Friday, July 19, 2013

The Great Escape



When I was growing up a popular movie on at bank holidays, Xmas and weekend afternoons was The Great Escape.  We watched it whenever it was on. Me and my brothers lived in the hope that Steve McQueen would finally manage somehow to ride over the fence to freedom.  Of course he never did but I am sure that film instilled in me a lifelong love of motorbikes and a passion for freedom.   Therefore it strikes me as rather ironic that one of my current daily tasks is to make sure my mum doesn’t escape the safe realms of either the apartment in Colombo or the house down south. Recently she won.  First the shoes went then she went.

She had had her white sandals since she got to Sri Lanka. She didn’t wear them at first but gradually they became her favourite shoes.  This suited me because they were quite wide, didn’t put pressure on her toes (which helped the ongoing toe issue) and could be slipped on and off easily. That was until the buckle started acting up on the left shoe.  Instead of catching, it would slip out in a matter of seconds which meant that her shoe could not be fastened.  Drastic action was required and the shoes were sent to the cobblers via tuk tuk to be fixed.

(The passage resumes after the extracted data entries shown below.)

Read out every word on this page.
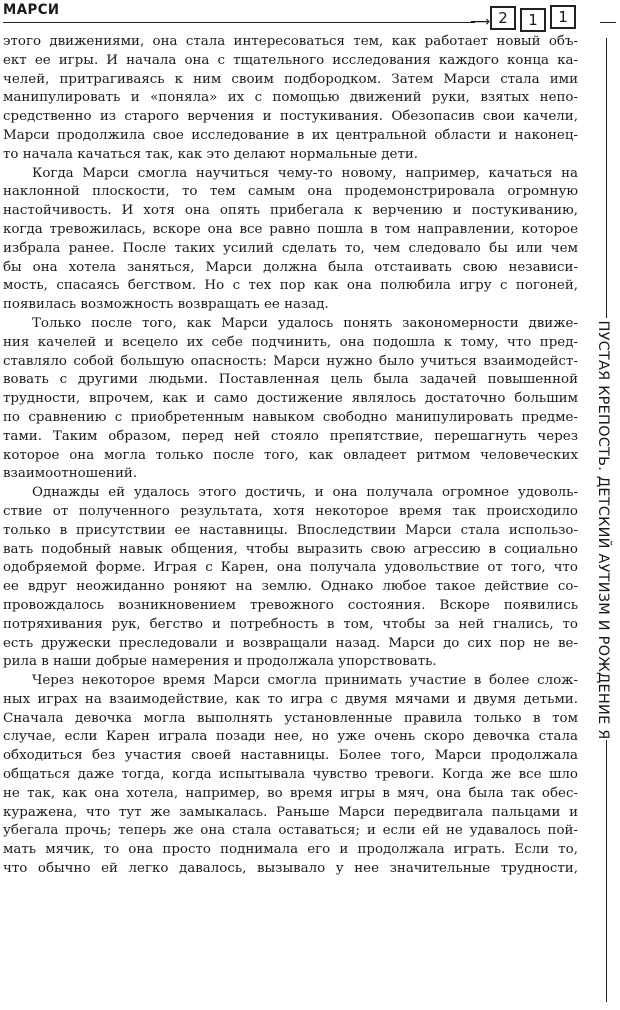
МАРСИ
⟶ 2	1	1
ПУСТАЯ КРЕПОСТЬ. ДЕТСКИЙ АУТИЗМ И РОЖДЕНИЕ Я

этого движениями, она стала интересоваться тем, как работает новый объ-
ект ее игры. И начала она с тщательного исследования каждого конца ка-
челей, притрагиваясь к ним своим подбородком. Затем Марси стала ими
манипулировать и «поняла» их с помощью движений руки, взятых непо-
средственно из старого верчения и постукивания. Обезопасив свои качели,
Марси продолжила свое исследование в их центральной области и наконец-
то начала качаться так, как это делают нормальные дети.

Когда Марси смогла научиться чему-то новому, например, качаться на
наклонной плоскости, то тем самым она продемонстрировала огромную
настойчивость. И хотя она опять прибегала к верчению и постукиванию,
когда тревожилась, вскоре она все равно пошла в том направлении, которое
избрала ранее. После таких усилий сделать то, чем следовало бы или чем
бы она хотела заняться, Марси должна была отстаивать свою независи-
мость, спасаясь бегством. Но с тех пор как она полюбила игру с погоней,
появилась возможность возвращать ее назад.

Только после того, как Марси удалось понять закономерности движе-
ния качелей и всецело их себе подчинить, она подошла к тому, что пред-
ставляло собой большую опасность: Марси нужно было учиться взаимодейст-
вовать с другими людьми. Поставленная цель была задачей повышенной
трудности, впрочем, как и само достижение являлось достаточно большим
по сравнению с приобретенным навыком свободно манипулировать предме-
тами. Таким образом, перед ней стояло препятствие, перешагнуть через
которое она могла только после того, как овладеет ритмом человеческих
взаимоотношений.

Однажды ей удалось этого достичь, и она получала огромное удоволь-
ствие от полученного результата, хотя некоторое время так происходило
только в присутствии ее наставницы. Впоследствии Марси стала использо-
вать подобный навык общения, чтобы выразить свою агрессию в социально
одобряемой форме. Играя с Карен, она получала удовольствие от того, что
ее вдруг неожиданно роняют на землю. Однако любое такое действие со-
провождалось возникновением тревожного состояния. Вскоре появились
потряхивания рук, бегство и потребность в том, чтобы за ней гнались, то
есть дружески преследовали и возвращали назад. Марси до сих пор не ве-
рила в наши добрые намерения и продолжала упорствовать.

Через некоторое время Марси смогла принимать участие в более слож-
ных играх на взаимодействие, как то игра с двумя мячами и двумя детьми.
Сначала девочка могла выполнять установленные правила только в том
случае, если Карен играла позади нее, но уже очень скоро девочка стала
обходиться без участия своей наставницы. Более того, Марси продолжала
общаться даже тогда, когда испытывала чувство тревоги. Когда же все шло
не так, как она хотела, например, во время игры в мяч, она была так обес-
куражена, что тут же замыкалась. Раньше Марси передвигала пальцами и
убегала прочь; теперь же она стала оставаться; и если ей не удавалось пой-
мать мячик, то она просто поднимала его и продолжала играть. Если то,
что обычно ей легко давалось, вызывало у нее значительные трудности,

Our trusty tuk tuk driver Ranjith was despatched to solve the problem. I forgot about it until hours later a rather sheepish Ranjith turned up and explained that the shoes had fallen out of the tuk tuk and, despite going up and down the route he had taken continually for a few hours, could not be located. I am now on the lookout for a person in Colombo wearing my mum’s white sandals!

This did not go down too well with my mum. In fact she didn’t really take it on board at all. Repeatedly she would ask me where her white shoes were and repeatedly I would tell her that they had fallen out of the tuk tuk and they were lost.  I would then get this accusing look that said , “You have hidden my shoes because you are an awful person put on this earth to piss me off”. This went on for about a week. I then took her to Clarks in Crescat, a shopping mall in Colombo, to get her a new pair. We must have tried on all the shoes in the shop.  Either they weren’t wide enough or she hated them or  they didn’t have them in her size or she couldn’t walk in them. Eventually I bought her one pair of brown rather smart looking shoes which she was quite taken with.  I now can't get these off her feet. They are cutting into one side of her foot but she refuses to wear slippers and immediately puts these on in the morning so she is sporting a continual plaster to cover where they are rubbing.

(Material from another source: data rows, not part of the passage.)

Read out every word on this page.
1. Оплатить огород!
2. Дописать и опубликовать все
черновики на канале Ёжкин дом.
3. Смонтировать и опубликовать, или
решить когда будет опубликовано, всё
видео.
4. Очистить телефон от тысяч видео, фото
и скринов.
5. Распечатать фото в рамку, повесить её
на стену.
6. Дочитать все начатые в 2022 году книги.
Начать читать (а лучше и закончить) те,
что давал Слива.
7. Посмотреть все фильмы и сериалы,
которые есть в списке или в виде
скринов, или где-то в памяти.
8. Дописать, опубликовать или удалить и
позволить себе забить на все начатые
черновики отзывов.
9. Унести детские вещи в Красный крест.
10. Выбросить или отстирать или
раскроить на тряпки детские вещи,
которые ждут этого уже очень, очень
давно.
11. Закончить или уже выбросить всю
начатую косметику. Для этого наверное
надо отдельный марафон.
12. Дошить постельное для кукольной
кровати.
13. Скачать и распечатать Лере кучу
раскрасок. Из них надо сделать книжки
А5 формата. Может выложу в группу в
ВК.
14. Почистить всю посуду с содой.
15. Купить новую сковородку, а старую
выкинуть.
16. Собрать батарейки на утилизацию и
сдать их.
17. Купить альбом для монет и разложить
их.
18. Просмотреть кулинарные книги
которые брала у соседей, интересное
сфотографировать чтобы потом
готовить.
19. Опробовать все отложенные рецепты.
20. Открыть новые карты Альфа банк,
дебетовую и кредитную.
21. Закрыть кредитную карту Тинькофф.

She must have been wearing these when she escaped.  I was in Chennai on work when it happened. I didn’t know anything about it until I got back though my suspicions were raised when I got a text message from a friend asking when I was back – this was unusual as it was a very short trip.  Shamalee, mum’s  carer, was with her and the baby was with Shamalee.  Shamalee was ironing in another room, the baby was sleeping,  and the next thing she knew mum had gotten up, unlocked the front door (something she has never been known to do before), gone out the door,  locked the door after her, and taken off.  For an 85 year old lady who is incredibly unsteady on her feet and has no clue where she is going at the best of times (even inside the apartment) this was indeed rather remarkable.   Goodness knows where she was going. Usually when she tries to escape down south she is on route to either her friend Evelyn’s in Hamilton or her friend Flora’s in Edinburgh.

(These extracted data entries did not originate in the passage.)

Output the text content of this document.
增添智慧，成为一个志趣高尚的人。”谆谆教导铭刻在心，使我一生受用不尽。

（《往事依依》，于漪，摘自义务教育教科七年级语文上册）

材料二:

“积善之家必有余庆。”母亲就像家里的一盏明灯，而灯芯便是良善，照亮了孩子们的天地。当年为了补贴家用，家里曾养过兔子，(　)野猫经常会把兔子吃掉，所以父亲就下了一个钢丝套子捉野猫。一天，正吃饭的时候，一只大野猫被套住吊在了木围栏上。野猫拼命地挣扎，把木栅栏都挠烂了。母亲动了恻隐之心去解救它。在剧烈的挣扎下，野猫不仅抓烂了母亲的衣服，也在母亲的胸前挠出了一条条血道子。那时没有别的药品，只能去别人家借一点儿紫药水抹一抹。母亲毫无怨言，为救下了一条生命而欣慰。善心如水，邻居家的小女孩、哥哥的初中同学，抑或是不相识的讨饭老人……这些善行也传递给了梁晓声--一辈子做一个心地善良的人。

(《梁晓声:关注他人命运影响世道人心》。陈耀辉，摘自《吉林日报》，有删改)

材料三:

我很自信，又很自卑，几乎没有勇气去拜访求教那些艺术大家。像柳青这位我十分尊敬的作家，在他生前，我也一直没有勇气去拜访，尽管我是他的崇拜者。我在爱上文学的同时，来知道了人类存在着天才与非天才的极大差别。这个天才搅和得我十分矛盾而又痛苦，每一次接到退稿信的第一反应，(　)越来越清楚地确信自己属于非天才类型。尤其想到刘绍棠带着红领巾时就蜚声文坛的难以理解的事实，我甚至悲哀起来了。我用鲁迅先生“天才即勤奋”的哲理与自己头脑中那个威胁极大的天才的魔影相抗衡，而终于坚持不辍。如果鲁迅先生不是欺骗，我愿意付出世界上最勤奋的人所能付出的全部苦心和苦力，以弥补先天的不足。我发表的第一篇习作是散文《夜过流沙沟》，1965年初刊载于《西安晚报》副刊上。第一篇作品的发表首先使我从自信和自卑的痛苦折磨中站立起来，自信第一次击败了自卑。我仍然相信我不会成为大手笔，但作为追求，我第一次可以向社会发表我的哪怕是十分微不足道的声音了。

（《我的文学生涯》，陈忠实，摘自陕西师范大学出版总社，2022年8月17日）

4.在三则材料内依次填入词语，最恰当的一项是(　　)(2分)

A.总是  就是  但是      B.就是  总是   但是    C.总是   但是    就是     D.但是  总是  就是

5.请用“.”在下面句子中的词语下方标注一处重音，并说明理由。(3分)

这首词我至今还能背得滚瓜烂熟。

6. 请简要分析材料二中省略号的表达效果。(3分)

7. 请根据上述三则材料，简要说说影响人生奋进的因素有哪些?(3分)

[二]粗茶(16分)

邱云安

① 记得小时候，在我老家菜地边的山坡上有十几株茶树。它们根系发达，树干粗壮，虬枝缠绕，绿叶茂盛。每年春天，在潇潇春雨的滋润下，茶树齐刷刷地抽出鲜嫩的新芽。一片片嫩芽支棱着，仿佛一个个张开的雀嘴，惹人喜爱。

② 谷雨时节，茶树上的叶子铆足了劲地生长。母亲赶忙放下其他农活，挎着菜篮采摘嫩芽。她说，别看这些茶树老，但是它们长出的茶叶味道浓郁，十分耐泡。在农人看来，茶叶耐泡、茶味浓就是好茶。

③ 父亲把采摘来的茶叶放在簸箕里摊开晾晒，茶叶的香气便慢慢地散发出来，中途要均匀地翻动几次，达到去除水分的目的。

Shamalee phoned some people on the emergency backup list for when I was away and one started for the apartment immediately. Mum had taken Shamalee’s keys with her of course. Luckily the kitchen door opens onto the apartment block hallway (in order that you can put your rubbish out). This is the biggest secret in the apartment as mum could easily just walk out of it as you can’t lock it from the inside. However she doesn’t know where that door goes and has never attempted to open it; it has also never been opened in her presence. So Shamalee with the baby, who had been woken up abruptly and was howling by this time, went out this door and started looking for her. The apartment is on the third floor. Eventually she found mum who had managed to climb down the three floors using the stairs and was sitting on the bottom step being watched by the building security guards.  By this time my friend she had phoned  had turned up and started the long process of calmly coercing mum back into the apartment. Can’t hurry this or get angry as that is totally self defeating.  A long conversation about dogs, trains, boats, babies, caravan holidays and all sorts was had by mum, Shamalee and my friend, under the rather perplexed gaze of the security guards, until finally the offer of a cup of tea got her into the lift and back into the apartment.  All was well again.

The key is no longer left in the front door and is well hidden.